Bug#495325: ekiga: too restrictive listening policy

Bas Wijnen wijnen at debian.org
Sat Aug 16 08:55:39 UTC 2008


Package: ekiga
Version: 2.0.12-1+nmu1
Tags: upstream

Ekiga goes through some trouble to find out what the "real" network
interface is (as opposed to the loopback, in particular), and starts
listening only on that.  I don't see any advantage of this, but it does
have several drawbacks (compared to listening on all interfaces):

- If ekiga is started when no network is available, it complains about
  being unable to listen for incoming connections.  This is not as
  unusual as it might seem: I start ekiga when my laptop boots.  I would
  prefer ekiga to be silent and start working when I connect my network.
  Being silent can be a commanline option or preferences setting as far
  as I'm concerned; automatically starting to work is very painful to
  implement when keeping the current scheme, but works automatically
  when listening on 0.0.0.0.

- I tried using Ekiga over some ppp interfaces (connecting two subnets).
  I needed to add a route to the public address of the machine to go
  through the tunnel, because I couldn't reach ekiga at the address of
  the ppp interface.  And even then it only worked because the computer
  was masqueraded: if I would have needed to add the real public
  address, it would have destroyed the tunnel (because it would be
  unable to reach the host over the non-tunneled network then).
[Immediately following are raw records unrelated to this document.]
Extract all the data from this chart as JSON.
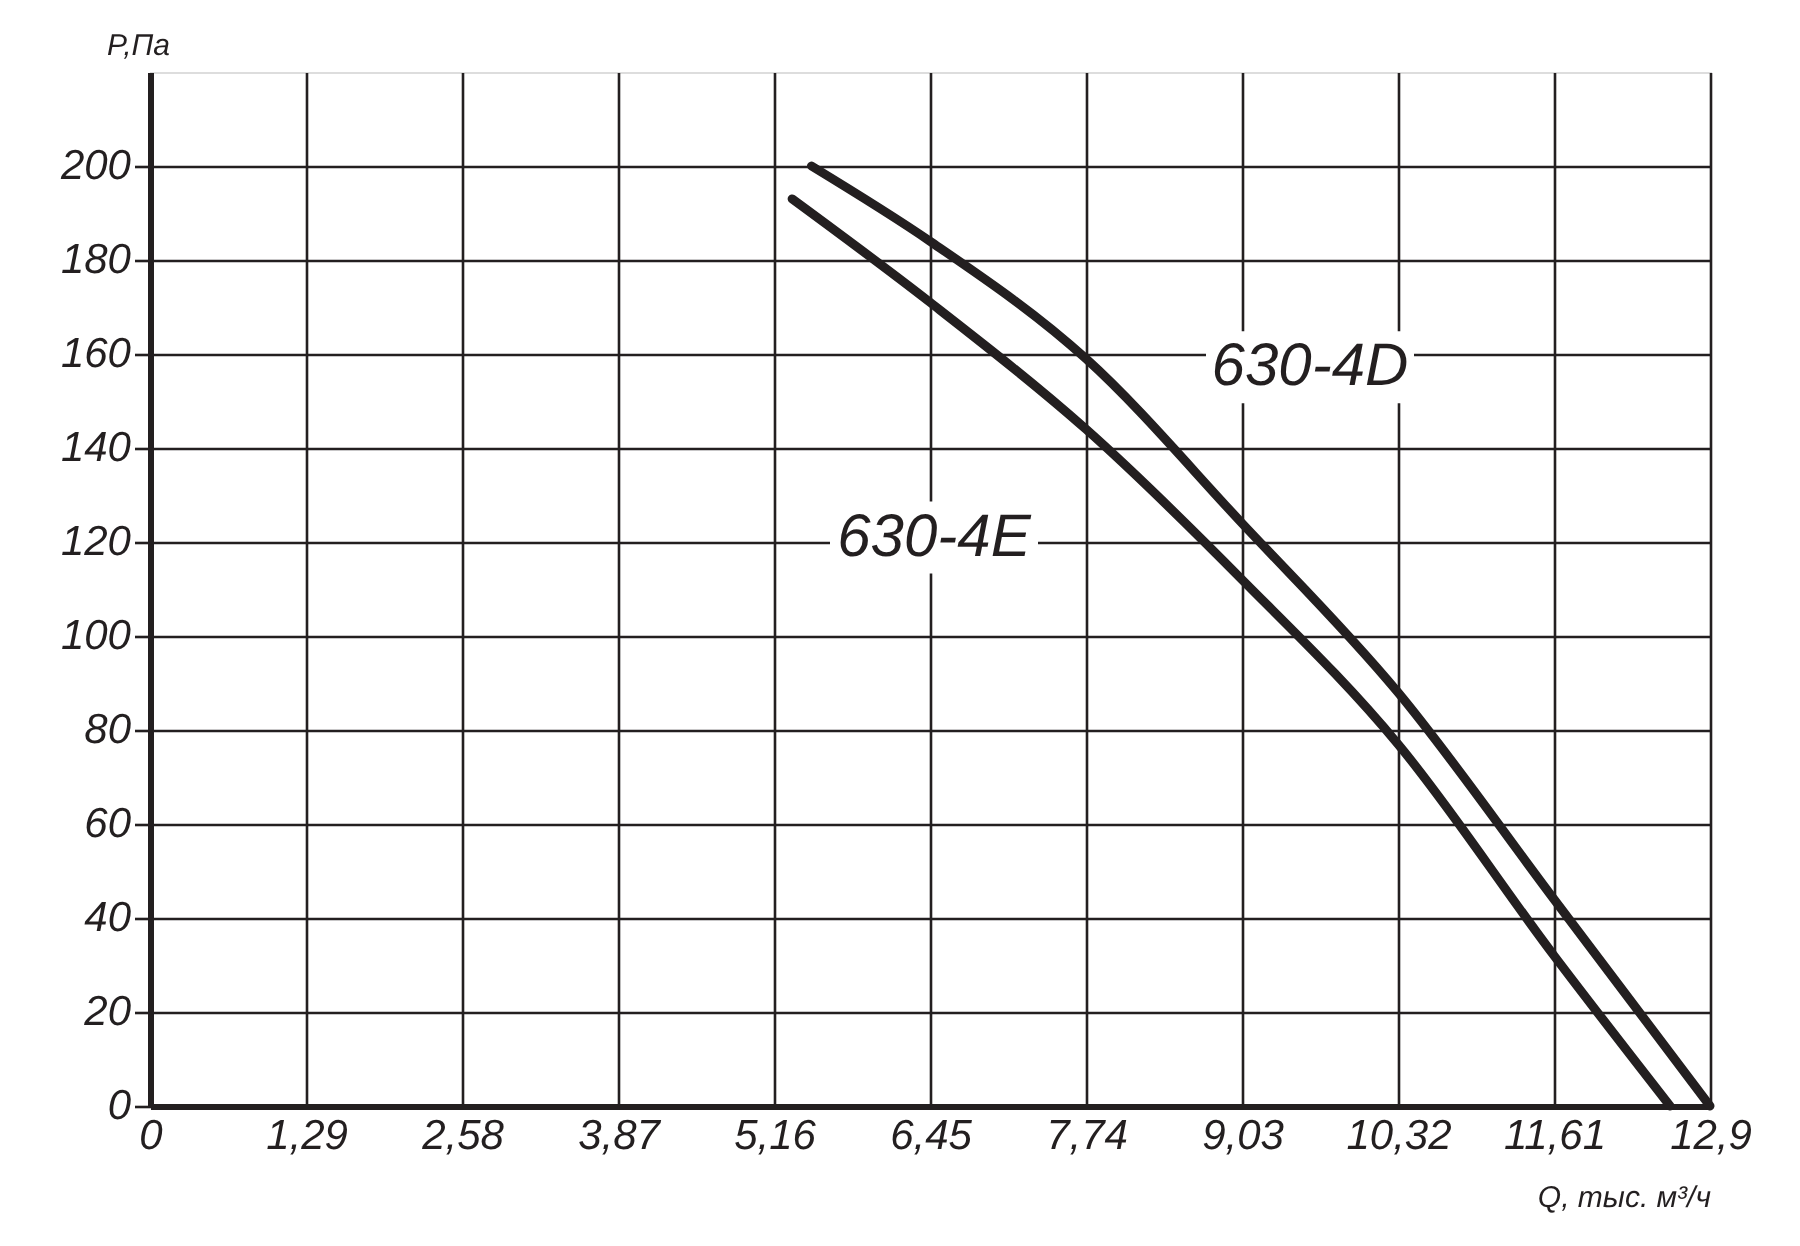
{
  "chart_data": {
    "type": "line",
    "xlabel": "Q, тыс. м³/ч",
    "ylabel": "P,Па",
    "series": [
      {
        "name": "630-4D",
        "color": "#231f20",
        "x": [
          5.47,
          6.45,
          7.74,
          9.03,
          10.32,
          11.61,
          12.9
        ],
        "values": [
          200,
          184,
          159,
          124,
          88,
          44,
          0
        ]
      },
      {
        "name": "630-4E",
        "color": "#231f20",
        "x": [
          5.31,
          6.45,
          7.74,
          9.03,
          10.32,
          11.61,
          12.57
        ],
        "values": [
          193,
          171,
          144,
          112,
          77,
          32,
          0
        ]
      }
    ],
    "xlim": [
      0,
      12.9
    ],
    "ylim": [
      0,
      220
    ],
    "xticks": [
      0,
      {
        "value": 1.29,
        "label": "1,29"
      },
      {
        "value": 2.58,
        "label": "2,58"
      },
      {
        "value": 3.87,
        "label": "3,87"
      },
      {
        "value": 5.16,
        "label": "5,16"
      },
      {
        "value": 6.45,
        "label": "6,45"
      },
      {
        "value": 7.74,
        "label": "7,74"
      },
      {
        "value": 9.03,
        "label": "9,03"
      },
      {
        "value": 10.32,
        "label": "10,32"
      },
      {
        "value": 11.61,
        "label": "11,61"
      },
      {
        "value": 12.9,
        "label": "12,9"
      }
    ],
    "yticks": [
      0,
      20,
      40,
      60,
      80,
      100,
      120,
      140,
      160,
      180,
      200
    ],
    "grid": true,
    "legend": false,
    "marker": "none",
    "line_style": "solid"
  }
}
- For machines with more than one interface in general (the above is an
  example of that), you need to make sure to use the exact interface
  that ekiga expects, and not any of the others.  This leads to
  unexpected "unable to connect" errors.

- I think this may also be the source of several ways to set up a
  "one-way" connection: one side hears (and sees) the other, but there
  is no reply.  This may also be unrelated though.